Golden Retriever Guide

When it comes to warm and friendly dogs, golden retrievers are hard to beat. Since they are used as guide dogs, they are socially accepted in public places. Although they enjoy alone time, golden retrievers are very sociable and can be used as family pets.

Choose the Right Golden Retriever Puppy and Exercise Them

Although many consider Golden Retrievers to be friendlier than Golden Retriever bitches, they do require more exercise and have a tendency to wander. In both cases, Golden Retrievers are loyal and gentle with children. It’s worth considering that unless you plan to breed, golden retriever bitches have a season every 6 months, requiring them to stay away from dogs for three weeks. Initially, a Golden Retriever puppy will get all the exercise it needs from play. From 6 months, you need to start exercising it under its guidance and gradually increase the time it spends exercising until it reaches 18 months. From then on, it needs to be exercised at least twice a day, but it shouldn’t be excessive.

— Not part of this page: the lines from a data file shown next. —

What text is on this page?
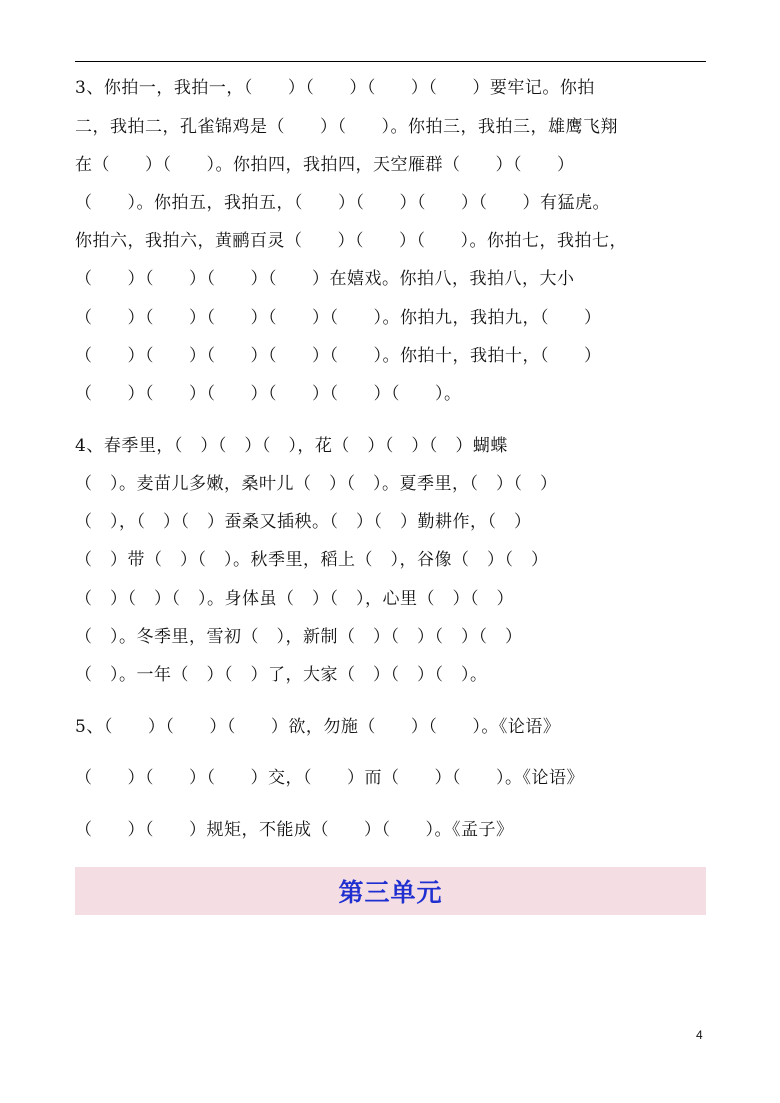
3、你拍一，我拍一，（　　）（　　）（　　）（　　）要牢记。你拍
二，我拍二，孔雀锦鸡是（　　）（　　）。你拍三，我拍三，雄鹰飞翔
在（　　）（　　）。你拍四，我拍四，天空雁群（　　）（　　）
（　　）。你拍五，我拍五，（　　）（　　）（　　）（　　）有猛虎。
你拍六，我拍六，黄鹂百灵（　　）（　　）（　　）。你拍七，我拍七，
（　　）（　　）（　　）（　　）在嬉戏。你拍八，我拍八，大小
（　　）（　　）（　　）（　　）（　　）。你拍九，我拍九，（　　）
（　　）（　　）（　　）（　　）（　　）。你拍十，我拍十，（　　）
（　　）（　　）（　　）（　　）（　　）（　　）。
4、春季里，（　）（　）（　），花（　）（　）（　）蝴蝶
（　）。麦苗儿多嫩，桑叶儿（　）（　）。夏季里，（　）（　）
（　），（　）（　）蚕桑又插秧。（　）（　）勤耕作，（　）
（　）带（　）（　）。秋季里，稻上（　），谷像（　）（　）
（　）（　）（　）。身体虽（　）（　），心里（　）（　）
（　）。冬季里，雪初（　），新制（　）（　）（　）（　）
（　）。一年（　）（　）了，大家（　）（　）（　）。
5、（　　）（　　）（　　）欲，勿施（　　）（　　）。《论语》
（　　）（　　）（　　）交，（　　）而（　　）（　　）。《论语》
（　　）（　　）规矩，不能成（　　）（　　）。《孟子》
第三单元
4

What kind of family is a Golden Retriever suitable for?

Golden Retrievers are very friendly, which means they are social and are great as family pets. However, they also enjoy alone time, which means children should be made aware of not harassing them too much. This means that they may not always be suitable for families with many very young children, although it does depend on whether the parents can create a way for them to split their time. Since they love sports and rely on playtime as their early form of exercise, a good sized garden is essential.

Where to buy your golden retriever

As always, you will want to purchase a Golden Retriever from a reputable breeder. Obtain a locally recognized person or attend a dog show. Avoid farms where puppies are kept, as they may not have all the tests needed for genetic diseases. (Breeders – please contact us to list your site here!)

Golden Retriever Health Demographics and Disease Profiles

Golden retrievers typically reach 22 to 24 inches, while bitches reach 20 to 22 inches. In both cases, they are fairly heavy and stocky, while dogs are slightly heavier. These dogs tend to gain weight easily, so avoid overfeeding. Also, while they are a healthy breed, they are also prone to the following diseases:

Heart disease

  • Congenital eye defects
  • Hip dysplasia: A deformity of the hip joint that can cause pain and problems with walking comfort
  • Von Will brand disease: Blood does not clot properly, resulting in heavy bleeding and bruising after injury


Golden Retrievers are relatively easy to train and can stay loyal as dogs for a long time, so they are used as guide dogs. Compared to many other breeds, they are friendly in public and don’t cause panic. Training from the puppy stage is highly recommended, especially if you want them to be well potty trained and careful at home. If you’re looking for a sociable and friendly family pet, consider a Golden Retriever. While they may do well in an apartment with good exercise, it’s even better if you have a decent sized yard.

Golden retriever and child

If you have a young family, golden retrievers can be great for kids. When properly socialized from an early age, retrievers can be very calm and forgiving. While they usually have a great temperament, it’s best to always supervise your dog and children. As puppies, it is normal for hounds to have a “mouth”, which means they have a tendency to bite. While they’re not meant to be aggressive, it’s best to use positive training techniques to let them know that biting you will hurt and that it’s not a fun game. 

That way, when they’re adults, they’ll know it’s not a good way to play with humans or other dogs. Always supervise children and vulnerable adults with your golden retriever, and make sure you can recognize the signs that your dog is unhappy or anxious to help avoid any conflict. As with every breed, you should always teach your child how to approach and play with your dog with care and kindness to prevent any problems.

Golden Retriever and other pets

Socialized golden retriever puppies are very easygoing, which often means they can do well around other dogs and pets as well. Any introduction should be done with caution and follow the proper advice for your other pets. Always supervise your dog with other pets, even if they have known each other for a long time.


Your golden retriever’s diet will vary based on their age and any health conditions they may have. You need to feed them a complete dog food to keep them lean and healthy. Obesity can cause other health problems for your golden retriever, so it’s especially important to keep them in shape. You need to pay attention to where you store your food and how to protect your litter box, as retrievers are known for eating anything they can reach with their claws. Make sure to monitor their weight and keep an eye out for any sneaky treats.